Cordie se sentó en el terraplén. Se le veían las bragas entre los muslos flacos y pálidos. Harlen nunca había pensado que vería las bragas de una niña, llevándolas la niña puestas, sin sentirse interesado por el espectáculo. Ahora no le interesó en absoluto. Las bragas eran tan grises como los calcetines.

– Si le hubiese disparado en la ciudad, cabezota, ¿no crees que ahora estaría en la cárcel o en algún sitio parecido?

Harlen asintió con la cabeza.

– No. Le disparé cuando él estaba delante de la fábrica de sebo. Acababa de bajar de su maldito coche. Me habría acercado más, pero el bosque terminaba a unos doce metros de la puerta principal. Bajó de un salto, y por eso creo que le di en el culo; pude ver el brazo de la chaqueta rasgado, y entonces subió al camión y se largó con Van Syke. Pero creo que me vieron.

– ¿Qué camión? -preguntó Harlen, aunque ya lo sabía.

– Ya sabes cuál -suspiró Cordie-. El maldito camión de recogida de animales muertos.

Agarró a Harlen de la muñeca y tiró con fuerza. Él cayó de rodillas junto a ella en el terraplén de la vía férrea. En alguna parte del bosque empezó a repicar un pájaro carpintero. Harlen pudo oír un coche o un camión en la carretera de Catton, a cuatrocientos metros al sudeste.

– Mira -dijo Cordie sin soltarle la muñeca-, no se necesita ser muy lista para saber que viste algo en Old Central. Por eso te caíste y te hiciste polvo. Y tal vez viste también algo más.

Harlen sacudió la cabeza, pero ella no le hizo caso.

– También mataron a tu amigo -dijo-. A Duane. No sé cómo lo hicieron, pero sé que fueron ellos. -Desvió la mirada, y una extraña expresión se pintó en su semblante-. Es curioso; he estado en la misma clase que Duane McBride desde que íbamos todos al jardín de infancia, pero creo que nunca me dijo nada. No obstante, yo pensaba que era simpático. Siempre pensando, pero no se lo reprocho. Yo me imaginaba que tal vez un día saldríamos él y yo a dar un paseo, sólo para hablar de tonterías y… -Enfocó los ojos y miró a la muñeca de Harlen. La soltó-. Escucha, tú no estás aquí disparando el revólver de tu padre porque estás cansado de tocarte el pito y necesitas un poco de aire fresco. Estás cagado de miedo y yo sé porqué.

Harlen respiró hondo.

– Está bien -dijo con voz ronca-. ¿Qué hemos de hacer?
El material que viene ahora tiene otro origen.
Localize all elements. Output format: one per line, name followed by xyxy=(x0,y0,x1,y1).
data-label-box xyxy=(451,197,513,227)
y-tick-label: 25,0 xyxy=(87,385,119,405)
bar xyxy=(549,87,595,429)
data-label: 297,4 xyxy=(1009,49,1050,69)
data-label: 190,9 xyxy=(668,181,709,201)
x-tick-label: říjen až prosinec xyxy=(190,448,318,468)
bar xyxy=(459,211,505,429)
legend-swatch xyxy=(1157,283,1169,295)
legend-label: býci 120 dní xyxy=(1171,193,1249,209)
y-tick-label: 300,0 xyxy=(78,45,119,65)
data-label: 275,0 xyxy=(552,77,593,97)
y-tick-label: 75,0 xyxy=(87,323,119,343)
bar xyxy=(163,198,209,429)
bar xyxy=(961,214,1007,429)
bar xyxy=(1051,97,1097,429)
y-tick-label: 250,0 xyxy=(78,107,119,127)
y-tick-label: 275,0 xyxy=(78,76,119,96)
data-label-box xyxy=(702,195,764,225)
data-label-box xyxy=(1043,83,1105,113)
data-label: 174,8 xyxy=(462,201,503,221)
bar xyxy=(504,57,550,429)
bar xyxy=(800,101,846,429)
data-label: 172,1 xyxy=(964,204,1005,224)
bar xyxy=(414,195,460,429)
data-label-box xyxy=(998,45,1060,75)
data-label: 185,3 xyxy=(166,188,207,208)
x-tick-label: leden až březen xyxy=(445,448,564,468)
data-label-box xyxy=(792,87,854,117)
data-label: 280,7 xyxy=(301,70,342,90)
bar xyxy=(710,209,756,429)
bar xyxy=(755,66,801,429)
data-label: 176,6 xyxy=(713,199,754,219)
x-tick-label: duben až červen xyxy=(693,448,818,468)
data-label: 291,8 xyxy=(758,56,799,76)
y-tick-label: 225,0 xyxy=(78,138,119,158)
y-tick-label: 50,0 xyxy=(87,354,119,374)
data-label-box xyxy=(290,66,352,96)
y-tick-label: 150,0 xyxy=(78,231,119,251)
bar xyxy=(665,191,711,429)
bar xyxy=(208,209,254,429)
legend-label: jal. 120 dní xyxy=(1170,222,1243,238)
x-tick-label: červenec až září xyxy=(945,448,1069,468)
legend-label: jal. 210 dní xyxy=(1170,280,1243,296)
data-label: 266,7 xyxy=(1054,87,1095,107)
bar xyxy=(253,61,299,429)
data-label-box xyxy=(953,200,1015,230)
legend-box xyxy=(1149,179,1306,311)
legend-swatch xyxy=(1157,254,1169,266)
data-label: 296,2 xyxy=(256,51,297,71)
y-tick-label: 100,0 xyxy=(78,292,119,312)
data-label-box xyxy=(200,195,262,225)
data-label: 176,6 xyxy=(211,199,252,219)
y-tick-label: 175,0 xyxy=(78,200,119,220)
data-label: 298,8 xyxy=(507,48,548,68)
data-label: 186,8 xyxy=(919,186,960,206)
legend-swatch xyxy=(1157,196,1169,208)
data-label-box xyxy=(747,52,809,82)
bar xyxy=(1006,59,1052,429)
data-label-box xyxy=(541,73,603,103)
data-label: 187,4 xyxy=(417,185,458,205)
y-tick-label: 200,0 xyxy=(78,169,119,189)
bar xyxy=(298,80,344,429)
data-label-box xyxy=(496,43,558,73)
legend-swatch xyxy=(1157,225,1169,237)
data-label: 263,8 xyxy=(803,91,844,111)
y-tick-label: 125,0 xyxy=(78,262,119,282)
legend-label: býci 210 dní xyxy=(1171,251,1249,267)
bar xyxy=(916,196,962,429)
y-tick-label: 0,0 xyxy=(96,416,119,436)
Cordie Cooke asintió con la cabeza, como si ya fuese hora de ir a lo práctico.

– Reúne a tus amigos -dijo-. A todos los que hayan visto algo de esto. Iremos a por Roon y los otros: los muertos y los vivos. Todos los que nos persiguen.

– Y entonces, ¿que?

Harlen se había acercado tanto a ella que podía ver el fino vello sobre su labio superior.

– Entonces mataremos a los vivos -dijo Cordie y sonrió, mostrando sus dientes grises-. Mataremos a los vivos, y en cuanto a los muertos…, bueno, ya pensaremos algo.